Both Osaka street racers and Kanto-area bōsōzoku gangs adopted styles in different ways. Osaka street racers, after suffering numerous police crackdowns on the Hanshin Expressway in the early 1990s, turned to sedans, after police targeted sport compacts, as a way to cruise while remaining incognito. The bōsōzoku in Kanto took a somewhat different approach by modifying sedans with cut coils and mufflers. The resulting cars were often bold and loud and known as "Yankee Style". Their styling cues were actually taken from Super Silhouette race cars of the 1970s and 1980s. They also drove recklessly, such as causing traffic jams and avoiding paying tolls. To mimic their Yakuza counterparts, they used large black sedans.

==Characteristics==
Common exterior modifications on VIP style cars include modified suspension to achieve a lowered ride height, typically using coilovers or air suspension, and often also modified or custom control arms, suspension knuckles, tie rods and more; 3 piece wheels, often in wide configurations with low offsets that sit flush with the fenders or tuck inside of them; modified exhausts; LED lighting; upgraded larger brakes; and body kits, which can range from simple lip kits or fender flares to more extensive custom widebody setups. It is not uncommon to see significant negative camber on many VIP style cars. Less commonly, some VIP cars have been known to feature chopped roofs, as well as grilles, headlights or taillights from other vehicles, typically a newer vehicle from the same brand (e.g. UCF30 Celsior front on a UCF20 Celsior) or from a European car such as a Mercedes.

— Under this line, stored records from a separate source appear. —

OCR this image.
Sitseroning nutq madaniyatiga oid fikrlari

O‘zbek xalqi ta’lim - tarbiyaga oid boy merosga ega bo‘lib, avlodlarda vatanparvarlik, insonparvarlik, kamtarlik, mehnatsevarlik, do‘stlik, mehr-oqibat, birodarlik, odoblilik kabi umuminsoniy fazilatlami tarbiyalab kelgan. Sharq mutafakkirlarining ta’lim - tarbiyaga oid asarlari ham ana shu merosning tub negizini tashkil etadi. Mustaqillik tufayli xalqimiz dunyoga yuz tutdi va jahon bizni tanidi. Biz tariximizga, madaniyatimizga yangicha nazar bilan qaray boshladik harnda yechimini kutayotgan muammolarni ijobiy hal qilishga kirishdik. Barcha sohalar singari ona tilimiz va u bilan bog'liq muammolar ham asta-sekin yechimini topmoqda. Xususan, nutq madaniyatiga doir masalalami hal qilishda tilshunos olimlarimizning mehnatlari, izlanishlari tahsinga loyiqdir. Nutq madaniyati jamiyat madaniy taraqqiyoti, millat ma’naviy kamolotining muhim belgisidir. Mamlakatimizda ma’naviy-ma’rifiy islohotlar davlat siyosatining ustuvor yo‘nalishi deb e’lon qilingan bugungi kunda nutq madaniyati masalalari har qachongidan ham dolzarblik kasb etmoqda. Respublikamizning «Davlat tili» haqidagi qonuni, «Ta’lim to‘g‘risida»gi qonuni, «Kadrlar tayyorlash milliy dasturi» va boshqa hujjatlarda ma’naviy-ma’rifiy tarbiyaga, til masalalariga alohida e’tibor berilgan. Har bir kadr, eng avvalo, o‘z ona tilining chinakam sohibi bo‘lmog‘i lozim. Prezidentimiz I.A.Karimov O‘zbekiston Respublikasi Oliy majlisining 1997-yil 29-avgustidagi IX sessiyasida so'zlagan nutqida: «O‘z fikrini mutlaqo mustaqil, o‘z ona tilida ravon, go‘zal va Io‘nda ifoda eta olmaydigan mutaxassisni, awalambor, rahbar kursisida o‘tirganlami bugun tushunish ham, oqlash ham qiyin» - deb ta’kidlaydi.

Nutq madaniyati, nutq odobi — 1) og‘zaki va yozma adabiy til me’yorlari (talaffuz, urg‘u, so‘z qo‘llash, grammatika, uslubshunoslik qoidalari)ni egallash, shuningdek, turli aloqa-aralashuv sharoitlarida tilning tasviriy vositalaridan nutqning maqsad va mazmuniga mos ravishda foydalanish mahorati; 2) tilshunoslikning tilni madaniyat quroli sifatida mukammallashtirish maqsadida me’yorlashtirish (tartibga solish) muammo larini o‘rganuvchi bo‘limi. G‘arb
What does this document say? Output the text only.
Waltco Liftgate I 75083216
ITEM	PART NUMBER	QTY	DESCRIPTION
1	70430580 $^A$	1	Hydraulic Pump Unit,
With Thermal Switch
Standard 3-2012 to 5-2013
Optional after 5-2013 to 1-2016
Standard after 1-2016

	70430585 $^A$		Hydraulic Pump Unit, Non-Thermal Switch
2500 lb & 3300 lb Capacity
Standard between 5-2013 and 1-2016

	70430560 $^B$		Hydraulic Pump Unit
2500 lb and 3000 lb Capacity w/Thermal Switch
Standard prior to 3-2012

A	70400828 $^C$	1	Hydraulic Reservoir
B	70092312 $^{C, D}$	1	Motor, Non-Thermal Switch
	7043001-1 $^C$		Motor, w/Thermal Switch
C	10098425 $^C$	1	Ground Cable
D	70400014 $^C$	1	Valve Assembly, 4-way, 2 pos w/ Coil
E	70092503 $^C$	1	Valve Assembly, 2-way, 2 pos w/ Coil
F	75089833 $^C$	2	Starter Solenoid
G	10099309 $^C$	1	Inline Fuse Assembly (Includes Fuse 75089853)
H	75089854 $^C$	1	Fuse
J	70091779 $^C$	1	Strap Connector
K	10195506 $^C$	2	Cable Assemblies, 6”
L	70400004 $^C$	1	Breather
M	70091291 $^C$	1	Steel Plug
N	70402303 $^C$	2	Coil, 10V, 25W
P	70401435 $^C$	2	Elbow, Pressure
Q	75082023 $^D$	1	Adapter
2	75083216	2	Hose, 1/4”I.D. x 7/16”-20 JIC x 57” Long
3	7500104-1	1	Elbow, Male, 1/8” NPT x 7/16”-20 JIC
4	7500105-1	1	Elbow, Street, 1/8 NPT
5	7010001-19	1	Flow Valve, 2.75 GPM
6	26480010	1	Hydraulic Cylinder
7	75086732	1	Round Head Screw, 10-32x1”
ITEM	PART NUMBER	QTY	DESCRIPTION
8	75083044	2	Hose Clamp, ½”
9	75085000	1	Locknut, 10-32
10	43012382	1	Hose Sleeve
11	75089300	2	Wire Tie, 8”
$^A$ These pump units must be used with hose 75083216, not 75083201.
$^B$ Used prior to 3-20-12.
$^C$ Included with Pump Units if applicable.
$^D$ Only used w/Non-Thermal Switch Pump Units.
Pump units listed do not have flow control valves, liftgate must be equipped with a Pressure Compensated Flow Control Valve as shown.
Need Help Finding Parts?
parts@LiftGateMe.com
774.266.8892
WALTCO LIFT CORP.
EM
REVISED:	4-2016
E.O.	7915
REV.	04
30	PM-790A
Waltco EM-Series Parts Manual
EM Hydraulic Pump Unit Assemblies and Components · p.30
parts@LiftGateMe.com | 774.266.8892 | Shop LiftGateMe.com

Common interior modifications on VIP style cars include custom upholstery (most commonly leather), window curtains, headrest pillows, seat cushions, tray tables, upgraded stereo systems, illuminated trunk audio displays, storage for champagne flutes and alcoholic drinks, chandeliers, starlight headliners, and more. Traditional VIP style colours are black, white, grey and silver, however, as the style has evolved, many builders have also embraced more bright and flashy colors as well.

The appearance of these vehicles is regarded in Japan as conspicuous and attention-seeking, as owning this type of vehicle is expensive with regards to Japan's annual road taxes.

==Cars used==
The majority of VIP cars are luxury sedans from Japanese automakers such as Toyota (Aristo, Celsior, Century, Crown Majesta, Crown) and Nissan (Cedric/Gloria/Fuga, Cima/President), as well as sometimes Honda (Legend, Vigor/Inspire), Mitsubishi (Proudia/Dignity, Diamante), and Mazda (Sentia/929, Millenia). Mid size sedans from these brands are also often used. Although most VIP builders use Japanese cars, certain foreign cars have also been popular, most notably many sedan models from Mercedes, as well as the Chrysler 300. As automotive enthusiasts began to put their own spin on VIP, everything from minivans like the Toyota Estima and Honda Odyssey, to smaller cars like the Suzuki Wagon R and Toyota bB, have received similar modifications.

American enthusiasts often use USDM Japanese sedans, such as the Lexus GS, Lexus LS, Infiniti Q45, Infiniti M45, and Acura RL. Sometimes, American enthusiasts will swap the badges for their JDM counterparts (i.e., Toyota Celsior badges on a Lexus LS), while some Japanese enthusiasts do the opposite and put USDM badges on their cars.

Some of the brands commonly associated with VIP style modifications include Artisan Spirits, Aimgain, Admiration Amistad, BBS, Black Pearl Complete, Fabulous, Garson, Impul, Job Design, J-Unit, Junction Produce, K-Break, Mode Parfume, OZ, SSR, Super Star Wheels, T-Demand, Ulterior Motives, Vlene, Wald, Weds, Work Wheels and 326power.